L’emblema ne è il fico: basta lasciarlo al sole per una settimana (aperto a metà ma tenuto insieme dal picciolo) e potrà mantenere intatto per un anno (ovviamente in un barattolo a chiusura ermetica) il suo sapore simile a melassa, sciroppo d’acero, miele e caramello salato.

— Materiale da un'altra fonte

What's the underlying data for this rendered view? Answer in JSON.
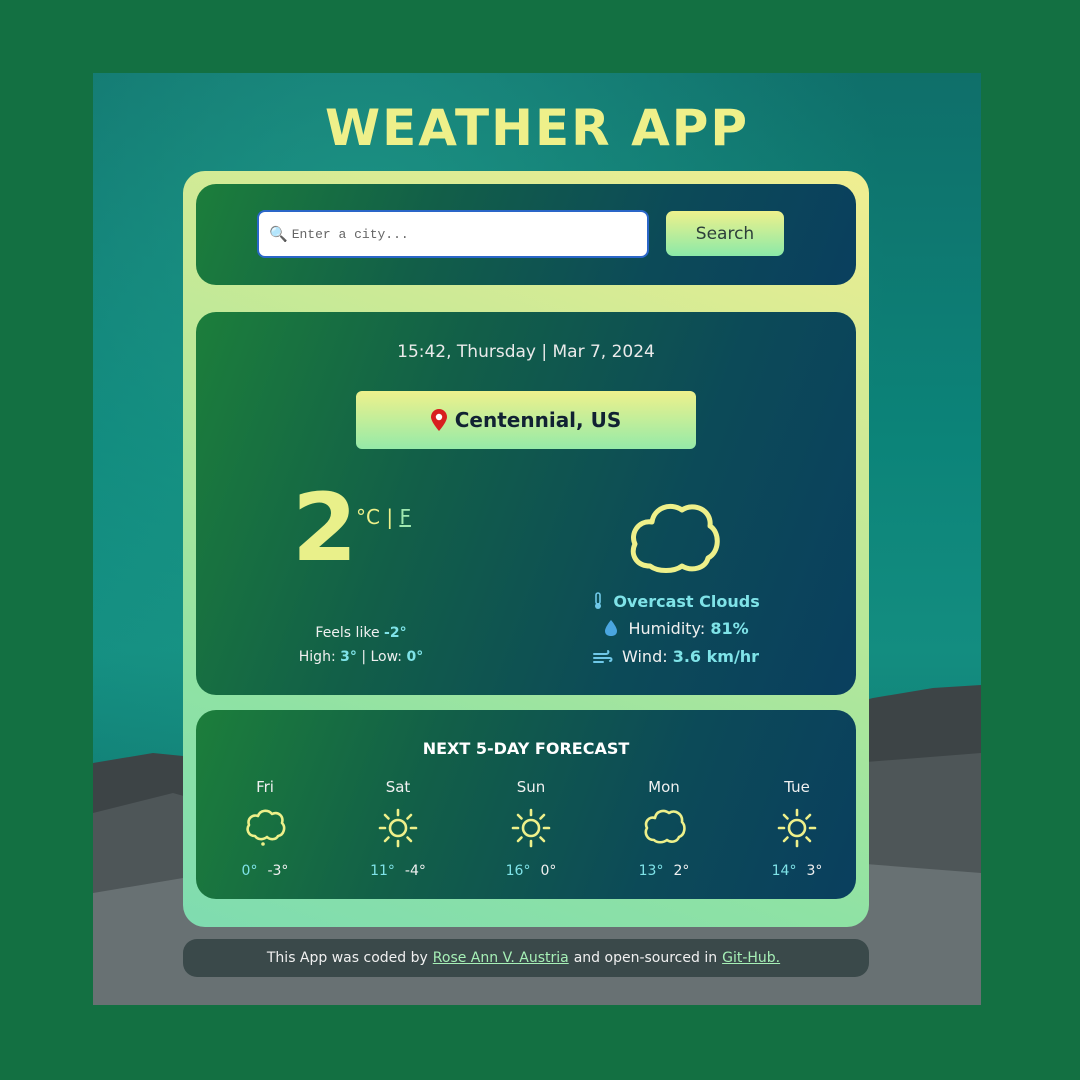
{
  "app": {
    "title": "WEATHER APP"
  },
  "search": {
    "placeholder": "Enter a city...",
    "button_label": "Search"
  },
  "current": {
    "datetime": "15:42, Thursday | Mar 7, 2024",
    "location": "Centennial, US",
    "temperature": "2",
    "unit_c": "°C",
    "unit_sep": "|",
    "unit_f": "F",
    "feels_like_label": "Feels like",
    "feels_like_value": "-2°",
    "high_label": "High:",
    "high_value": "3°",
    "low_sep": "|",
    "low_label": "Low:",
    "low_value": "0°",
    "description": "Overcast Clouds",
    "humidity_label": "Humidity:",
    "humidity_value": "81%",
    "wind_label": "Wind:",
    "wind_value": "3.6 km/hr",
    "icon": "cloud-icon"
  },
  "forecast": {
    "title": "NEXT 5-DAY FORECAST",
    "days": [
      {
        "day": "Fri",
        "icon": "rain-cloud-icon",
        "high": "0°",
        "low": "-3°"
      },
      {
        "day": "Sat",
        "icon": "sun-icon",
        "high": "11°",
        "low": "-4°"
      },
      {
        "day": "Sun",
        "icon": "sun-icon",
        "high": "16°",
        "low": "0°"
      },
      {
        "day": "Mon",
        "icon": "cloud-icon",
        "high": "13°",
        "low": "2°"
      },
      {
        "day": "Tue",
        "icon": "sun-icon",
        "high": "14°",
        "low": "3°"
      }
    ]
  },
  "footer": {
    "prefix": "This App was coded by",
    "author": "Rose Ann V. Austria",
    "middle": "and open-sourced in",
    "repo": "Git-Hub."
  },
  "colors": {
    "background": "#137042",
    "accent_yellow": "#eef08a",
    "accent_cyan": "#7fe3e8"
  }
}
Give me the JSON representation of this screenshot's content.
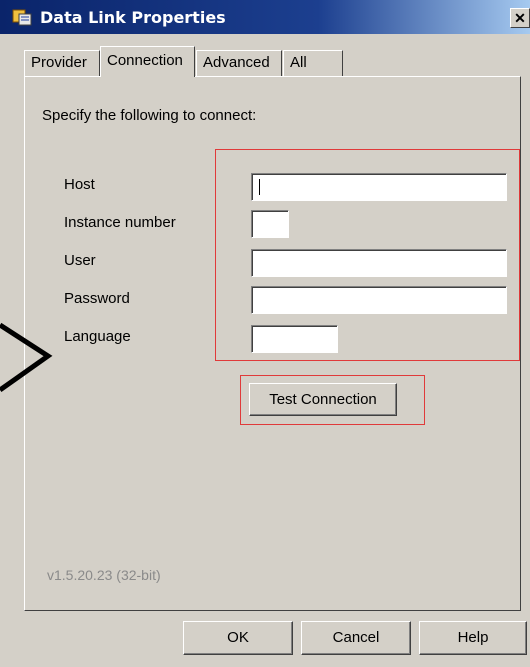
{
  "window": {
    "title": "Data Link Properties",
    "close_glyph": "✕"
  },
  "tabs": [
    {
      "label": "Provider"
    },
    {
      "label": "Connection",
      "active": true
    },
    {
      "label": "Advanced"
    },
    {
      "label": "All"
    }
  ],
  "connection": {
    "instruction": "Specify the following to connect:",
    "fields": {
      "host": {
        "label": "Host",
        "value": ""
      },
      "instance": {
        "label": "Instance number",
        "value": ""
      },
      "user": {
        "label": "User",
        "value": ""
      },
      "password": {
        "label": "Password",
        "value": ""
      },
      "language": {
        "label": "Language",
        "value": ""
      }
    },
    "test_button": "Test Connection",
    "version": "v1.5.20.23 (32-bit)"
  },
  "footer": {
    "ok": "OK",
    "cancel": "Cancel",
    "help": "Help"
  },
  "colors": {
    "highlight": "#e03a3a",
    "dialog_bg": "#d4d0c8",
    "title_bg": "#0a246a"
  }
}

Già in Antico Egitto (uno dei primi luoghi in cui ne è iniziata la coltivazione, assieme a Mesopotamia, Palestina e Mediterraneo in genere – si dice sia successo undicimila anni fa) si conosceva questo procedimento ma sono stati i Greci ad amare particolarmente il fico (è citato da Platone, Democrito, Zenone ed Omero), considerandolo un dono di Dioniso e sacro a Priapo (dio della fertilità) nonché un alimento di talmente primaria importanza che avevano addirittura eletto un funzionario, il “sicofante”, destinato alla denuncia degli esportatori di fichi.

I Romani invece designavano con “mangiafichi” coloro che appartenevano alla classe agiata e mostravano un aspetto panciuto, mentre il frutto è citato da Plutarco (nelle “Vite parallele” si racconta di Catone che porta al senato un fico colto tre giorni prima a Cartagine in modo da mostrare loro a quanta distanza si trovasse il nemico), da Apicio (che nel famoso trattato “De re coquinaria” ne prepara, fra le varie ricette, un brodo aromatizzato all’alloro) e da Columella (che nel “De re rustica” suggerisce di essiccarli e pigiarli in recipienti di terracotta con semi di anice e finocchio).

È proprio in quest’epoca tra l’altro che il fico viene designato con l’attuale nome (probabile derivazione dalla radice di “facere” – fare), riportato poi nella classificazione botanica, che lo distingue in Ficus carica (di cui fanno parte il “fiorone” – raccolto in primavera o inizio estate -, il “vero” o “fornito” – in tarda estate – e il “cimarolo” – in autunno avanzato) e il Ficus elastica (ma è solo pianta d’appartamento).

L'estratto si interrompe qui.